Se levantó, abrió un cajón de un mueble próximo y sacó un libro. Volvió algunas páginas, y al fin dijo:

— Lord Edgware salió para París el día tres de noviembre y volvió el siete. Además, también estuvo allí el veintinueve del mismo mes, regresando el cuatro de diciembre. ¿Algo más?

—Sí. ¿Por qué motivos hizo esos viajes?

—El primero, para ver unas estatuillas que pensaba comprar en una subasta que había de celebrarse algún tiempo después; en el segundo, no tenía ningún propósito determinado, que yo sepa.

—¿Acompañó miss Marsh a su padre en las dos ocasiones?

—Nunca le acompañó. Lord Edgware jamás pensó en tal cosa. Por aquel momento ella estaba en un convento de París, pero no creo que su padre fuese a verla; por lo menos, me sorprendería mucho que lo hubiera hecho.

—¿Y usted no le acompañaba?

—No —le miró con curiosidad y le preguntó bruscamente—: ¿Por qué me hace usted todas esas preguntas? ¿Qué se propone? Poirot no contestó y siguió preguntando:

—Miss Marsh quiere mucho a su primo, ¿es verdad?

—No veo en qué pueda interesarle eso, monsieur Poirot.

—Miss Marsh vino a visitarme el otro día. ¿Estaba usted enterada?

—No; no lo sabía —parecía alarmada—. ¿Qué le dijo?

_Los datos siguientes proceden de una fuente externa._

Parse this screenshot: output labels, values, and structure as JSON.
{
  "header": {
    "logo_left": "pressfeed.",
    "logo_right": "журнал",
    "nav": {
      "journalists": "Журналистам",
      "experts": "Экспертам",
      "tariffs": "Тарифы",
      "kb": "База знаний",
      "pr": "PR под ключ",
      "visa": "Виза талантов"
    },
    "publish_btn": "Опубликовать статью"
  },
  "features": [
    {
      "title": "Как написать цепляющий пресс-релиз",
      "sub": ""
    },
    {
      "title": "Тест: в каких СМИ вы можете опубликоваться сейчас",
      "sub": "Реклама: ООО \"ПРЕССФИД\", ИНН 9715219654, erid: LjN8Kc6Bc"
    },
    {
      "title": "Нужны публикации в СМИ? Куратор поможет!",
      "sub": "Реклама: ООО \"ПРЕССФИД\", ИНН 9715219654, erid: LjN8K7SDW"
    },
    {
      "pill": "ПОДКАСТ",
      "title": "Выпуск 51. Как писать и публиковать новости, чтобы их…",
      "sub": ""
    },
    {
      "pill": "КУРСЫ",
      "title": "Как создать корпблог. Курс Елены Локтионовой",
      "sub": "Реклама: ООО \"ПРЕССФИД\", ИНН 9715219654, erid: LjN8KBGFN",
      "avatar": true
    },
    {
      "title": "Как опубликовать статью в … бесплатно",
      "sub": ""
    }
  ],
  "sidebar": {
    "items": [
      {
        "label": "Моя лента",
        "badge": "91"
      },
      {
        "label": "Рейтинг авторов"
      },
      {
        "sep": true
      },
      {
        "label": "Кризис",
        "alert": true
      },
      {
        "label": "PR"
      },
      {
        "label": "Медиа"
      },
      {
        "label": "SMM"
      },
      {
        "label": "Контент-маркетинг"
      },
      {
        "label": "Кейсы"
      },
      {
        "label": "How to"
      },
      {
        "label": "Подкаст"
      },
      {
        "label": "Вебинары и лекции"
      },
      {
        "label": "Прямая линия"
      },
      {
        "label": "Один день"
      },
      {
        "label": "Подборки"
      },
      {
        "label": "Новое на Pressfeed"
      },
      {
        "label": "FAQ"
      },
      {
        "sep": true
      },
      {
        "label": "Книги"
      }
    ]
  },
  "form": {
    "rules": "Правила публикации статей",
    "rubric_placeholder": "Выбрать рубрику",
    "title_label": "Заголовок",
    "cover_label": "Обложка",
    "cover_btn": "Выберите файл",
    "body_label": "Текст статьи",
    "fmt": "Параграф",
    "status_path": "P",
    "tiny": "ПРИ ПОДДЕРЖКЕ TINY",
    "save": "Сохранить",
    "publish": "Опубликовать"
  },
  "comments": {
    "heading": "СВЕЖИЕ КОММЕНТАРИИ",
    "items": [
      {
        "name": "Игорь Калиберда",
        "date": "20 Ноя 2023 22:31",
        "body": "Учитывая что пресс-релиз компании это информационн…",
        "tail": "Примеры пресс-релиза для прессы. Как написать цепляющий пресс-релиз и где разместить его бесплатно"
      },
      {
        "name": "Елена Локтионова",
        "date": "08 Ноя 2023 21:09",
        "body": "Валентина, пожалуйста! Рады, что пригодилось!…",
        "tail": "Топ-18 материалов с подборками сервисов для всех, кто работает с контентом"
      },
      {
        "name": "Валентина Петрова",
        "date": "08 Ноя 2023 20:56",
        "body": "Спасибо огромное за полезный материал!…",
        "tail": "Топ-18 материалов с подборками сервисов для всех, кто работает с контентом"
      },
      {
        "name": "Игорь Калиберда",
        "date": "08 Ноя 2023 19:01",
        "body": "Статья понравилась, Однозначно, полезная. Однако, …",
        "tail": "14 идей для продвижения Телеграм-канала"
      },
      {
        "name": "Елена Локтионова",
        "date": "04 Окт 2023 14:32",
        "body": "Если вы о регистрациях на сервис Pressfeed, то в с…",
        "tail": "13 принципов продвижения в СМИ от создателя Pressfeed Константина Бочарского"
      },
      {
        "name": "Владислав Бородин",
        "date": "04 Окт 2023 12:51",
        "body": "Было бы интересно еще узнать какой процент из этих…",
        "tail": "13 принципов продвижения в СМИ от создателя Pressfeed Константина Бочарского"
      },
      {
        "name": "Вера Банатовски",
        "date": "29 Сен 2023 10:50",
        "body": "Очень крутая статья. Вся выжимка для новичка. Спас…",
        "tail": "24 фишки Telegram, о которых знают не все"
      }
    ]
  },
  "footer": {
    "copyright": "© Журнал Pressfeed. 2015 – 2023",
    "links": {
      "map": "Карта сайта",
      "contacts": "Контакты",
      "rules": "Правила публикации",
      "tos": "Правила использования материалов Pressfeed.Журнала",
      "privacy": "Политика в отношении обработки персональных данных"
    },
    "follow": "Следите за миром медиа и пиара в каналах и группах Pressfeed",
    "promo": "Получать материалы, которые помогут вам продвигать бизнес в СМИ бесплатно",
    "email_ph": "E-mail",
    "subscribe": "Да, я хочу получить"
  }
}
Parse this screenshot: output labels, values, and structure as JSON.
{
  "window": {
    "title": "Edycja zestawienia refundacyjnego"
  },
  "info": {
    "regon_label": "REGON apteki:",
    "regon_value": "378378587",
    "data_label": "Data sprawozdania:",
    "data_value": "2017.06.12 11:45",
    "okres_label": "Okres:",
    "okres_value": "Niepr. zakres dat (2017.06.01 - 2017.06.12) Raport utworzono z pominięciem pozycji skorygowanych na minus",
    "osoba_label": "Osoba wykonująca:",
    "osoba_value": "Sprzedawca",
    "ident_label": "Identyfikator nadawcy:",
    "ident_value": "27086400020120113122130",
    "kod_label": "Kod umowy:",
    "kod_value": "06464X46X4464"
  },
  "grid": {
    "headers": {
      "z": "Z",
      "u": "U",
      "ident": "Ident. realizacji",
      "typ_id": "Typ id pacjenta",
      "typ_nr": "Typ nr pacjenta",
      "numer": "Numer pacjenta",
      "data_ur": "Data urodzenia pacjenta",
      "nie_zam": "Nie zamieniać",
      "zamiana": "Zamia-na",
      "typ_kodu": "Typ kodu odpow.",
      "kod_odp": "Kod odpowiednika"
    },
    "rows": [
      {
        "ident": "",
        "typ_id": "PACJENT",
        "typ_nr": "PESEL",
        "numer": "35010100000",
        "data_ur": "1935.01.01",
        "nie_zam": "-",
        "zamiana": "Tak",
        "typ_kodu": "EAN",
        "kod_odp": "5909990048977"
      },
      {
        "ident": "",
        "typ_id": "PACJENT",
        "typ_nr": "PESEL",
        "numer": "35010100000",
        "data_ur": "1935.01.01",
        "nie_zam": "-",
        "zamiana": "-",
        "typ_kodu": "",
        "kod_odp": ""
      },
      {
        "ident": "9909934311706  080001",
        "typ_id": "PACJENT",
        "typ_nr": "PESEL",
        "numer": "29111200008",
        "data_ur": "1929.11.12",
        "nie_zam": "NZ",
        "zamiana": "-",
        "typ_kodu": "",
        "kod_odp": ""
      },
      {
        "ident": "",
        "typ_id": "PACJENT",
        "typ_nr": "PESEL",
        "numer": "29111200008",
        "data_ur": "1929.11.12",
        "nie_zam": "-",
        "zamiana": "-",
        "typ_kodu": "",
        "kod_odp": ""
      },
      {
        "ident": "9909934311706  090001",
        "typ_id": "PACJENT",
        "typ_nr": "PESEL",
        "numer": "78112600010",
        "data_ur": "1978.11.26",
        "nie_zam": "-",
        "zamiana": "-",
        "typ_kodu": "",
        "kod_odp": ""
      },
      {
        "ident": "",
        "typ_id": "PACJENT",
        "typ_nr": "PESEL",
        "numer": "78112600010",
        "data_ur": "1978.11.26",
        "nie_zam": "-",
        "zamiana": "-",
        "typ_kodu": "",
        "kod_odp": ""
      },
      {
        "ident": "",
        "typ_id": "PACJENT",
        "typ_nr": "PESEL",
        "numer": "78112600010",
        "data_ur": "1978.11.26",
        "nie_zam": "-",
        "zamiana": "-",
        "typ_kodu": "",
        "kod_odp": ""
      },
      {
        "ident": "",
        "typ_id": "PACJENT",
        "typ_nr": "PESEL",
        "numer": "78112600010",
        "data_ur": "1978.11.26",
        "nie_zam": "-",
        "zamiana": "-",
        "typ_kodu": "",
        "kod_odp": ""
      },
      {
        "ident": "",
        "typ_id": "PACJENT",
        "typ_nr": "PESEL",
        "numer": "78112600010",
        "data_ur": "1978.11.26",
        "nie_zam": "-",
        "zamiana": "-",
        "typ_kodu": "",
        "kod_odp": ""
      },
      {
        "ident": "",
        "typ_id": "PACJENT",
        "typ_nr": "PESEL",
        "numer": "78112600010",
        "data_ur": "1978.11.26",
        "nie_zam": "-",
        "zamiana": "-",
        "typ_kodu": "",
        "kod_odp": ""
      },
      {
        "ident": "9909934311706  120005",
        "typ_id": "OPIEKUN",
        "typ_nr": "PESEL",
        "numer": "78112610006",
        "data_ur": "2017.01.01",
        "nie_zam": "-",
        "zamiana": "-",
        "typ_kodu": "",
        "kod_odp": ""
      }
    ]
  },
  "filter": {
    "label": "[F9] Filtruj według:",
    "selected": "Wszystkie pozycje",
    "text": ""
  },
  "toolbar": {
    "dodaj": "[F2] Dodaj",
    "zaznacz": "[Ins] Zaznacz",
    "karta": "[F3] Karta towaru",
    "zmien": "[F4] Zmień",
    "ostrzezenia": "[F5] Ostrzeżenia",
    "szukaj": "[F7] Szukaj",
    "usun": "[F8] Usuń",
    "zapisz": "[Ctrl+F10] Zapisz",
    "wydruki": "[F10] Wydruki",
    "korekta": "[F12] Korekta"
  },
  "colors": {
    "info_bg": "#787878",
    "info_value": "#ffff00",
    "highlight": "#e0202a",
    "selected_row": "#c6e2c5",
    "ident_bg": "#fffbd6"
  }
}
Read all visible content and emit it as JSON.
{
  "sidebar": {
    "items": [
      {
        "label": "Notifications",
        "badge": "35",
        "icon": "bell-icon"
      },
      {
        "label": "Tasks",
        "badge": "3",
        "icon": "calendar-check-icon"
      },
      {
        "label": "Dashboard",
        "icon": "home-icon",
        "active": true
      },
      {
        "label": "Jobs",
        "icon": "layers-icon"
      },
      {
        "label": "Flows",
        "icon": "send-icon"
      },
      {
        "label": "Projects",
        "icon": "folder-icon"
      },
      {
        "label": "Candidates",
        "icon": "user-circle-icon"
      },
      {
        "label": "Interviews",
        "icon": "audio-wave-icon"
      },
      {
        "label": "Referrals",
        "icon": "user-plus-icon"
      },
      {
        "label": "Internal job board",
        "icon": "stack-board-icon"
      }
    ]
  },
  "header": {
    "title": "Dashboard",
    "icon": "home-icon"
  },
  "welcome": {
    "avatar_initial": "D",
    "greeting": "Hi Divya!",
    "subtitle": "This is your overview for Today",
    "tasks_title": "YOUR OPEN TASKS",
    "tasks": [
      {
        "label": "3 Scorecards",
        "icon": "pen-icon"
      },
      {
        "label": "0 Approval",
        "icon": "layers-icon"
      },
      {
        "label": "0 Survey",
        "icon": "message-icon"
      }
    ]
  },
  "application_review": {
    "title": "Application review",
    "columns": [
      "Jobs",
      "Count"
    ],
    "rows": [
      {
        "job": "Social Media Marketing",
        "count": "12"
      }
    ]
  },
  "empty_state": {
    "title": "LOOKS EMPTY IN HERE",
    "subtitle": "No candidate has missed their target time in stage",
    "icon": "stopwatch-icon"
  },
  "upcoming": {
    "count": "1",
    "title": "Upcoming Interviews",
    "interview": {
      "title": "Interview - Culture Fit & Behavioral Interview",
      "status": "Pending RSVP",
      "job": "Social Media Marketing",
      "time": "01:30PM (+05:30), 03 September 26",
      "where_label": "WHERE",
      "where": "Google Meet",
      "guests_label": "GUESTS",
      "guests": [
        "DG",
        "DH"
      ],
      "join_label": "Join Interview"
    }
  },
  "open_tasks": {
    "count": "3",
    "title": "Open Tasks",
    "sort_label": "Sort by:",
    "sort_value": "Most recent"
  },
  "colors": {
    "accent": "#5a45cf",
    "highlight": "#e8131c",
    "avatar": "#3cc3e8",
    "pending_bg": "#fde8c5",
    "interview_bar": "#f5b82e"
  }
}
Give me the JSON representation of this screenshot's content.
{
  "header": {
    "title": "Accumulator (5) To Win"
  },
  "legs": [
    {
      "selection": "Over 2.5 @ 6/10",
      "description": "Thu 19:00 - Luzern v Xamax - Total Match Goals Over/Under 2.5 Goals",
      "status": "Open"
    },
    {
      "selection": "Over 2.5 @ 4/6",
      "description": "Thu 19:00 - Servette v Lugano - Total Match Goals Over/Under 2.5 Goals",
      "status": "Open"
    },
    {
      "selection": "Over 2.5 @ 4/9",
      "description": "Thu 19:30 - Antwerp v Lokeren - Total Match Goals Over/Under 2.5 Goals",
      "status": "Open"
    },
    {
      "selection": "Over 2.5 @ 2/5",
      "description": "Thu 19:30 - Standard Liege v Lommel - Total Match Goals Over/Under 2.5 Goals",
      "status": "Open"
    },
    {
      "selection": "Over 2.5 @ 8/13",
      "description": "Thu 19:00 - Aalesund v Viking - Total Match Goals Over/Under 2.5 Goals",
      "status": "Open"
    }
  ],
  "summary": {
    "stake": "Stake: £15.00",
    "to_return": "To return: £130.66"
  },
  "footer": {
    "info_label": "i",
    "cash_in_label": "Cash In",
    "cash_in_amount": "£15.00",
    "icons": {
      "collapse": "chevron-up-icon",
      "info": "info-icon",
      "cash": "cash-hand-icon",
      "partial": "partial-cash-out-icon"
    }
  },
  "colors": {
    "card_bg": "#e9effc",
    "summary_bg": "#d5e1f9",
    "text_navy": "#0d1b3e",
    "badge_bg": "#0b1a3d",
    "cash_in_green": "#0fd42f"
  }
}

—Me dijo, aunque, desde luego, no con estas palabras, que quería mucho a su primo.

—Entonces, ¿por qué me lo pregunta a mí?

—Porque quiero saber su opinión.

Miss Carroll pareció dudar, y por fin dijo:

—Pues bien: mi opinión es que le quiere demasiado.

—Parece que a usted no le es simpático el actual lord Edgware.

—Yo no he dicho nunca eso. No estoy acostumbrada a él. No es persona seria. No niego que su compañía es agradable y que cuando se pone a hablar es muy divertido. Pero hubiese preferido que Geraldine se interesase por alguien más sensato.

—Por el estilo del duque de Merton.

—No lo conozco, pero parece que toma en serio los deberes de su posición. Mas creo que está interesado por esa mujer, por esa hermosa Jane Wilkinson.

—Su madre...

—¡Oh! Puedo asegurar que su madre preferiría que se casase con Geraldine; pero ¿qué pueden las madres? Los hijos, en eso del matrimonio, nunca quieren hacer caso a sus madres —dijo miss Carroll.

—¿Cree usted que el primo de miss Marsh se interesa por ella?

—En la situación en que él está, poco importa que se interese o no.

—Entonces, ¿cree usted que le condenarán? —preguntó Poirot.

—No; no lo creo. Estoy convencida de que no es el asesino.

—Pero, de todas maneras, puede ser condenado.

Miss Carroll no replicó. Poirot se puso en pie.

—No quiero entretenerla más —dijo—. ¡Ah, oiga! ¿Conocía usted a miss Charlotte Adams?

—La había visto trabajar. Era muy inteligente.

—Sí, mucho —se quedó meditando un momento—. ¡Ah, se me olvidaban los guantes!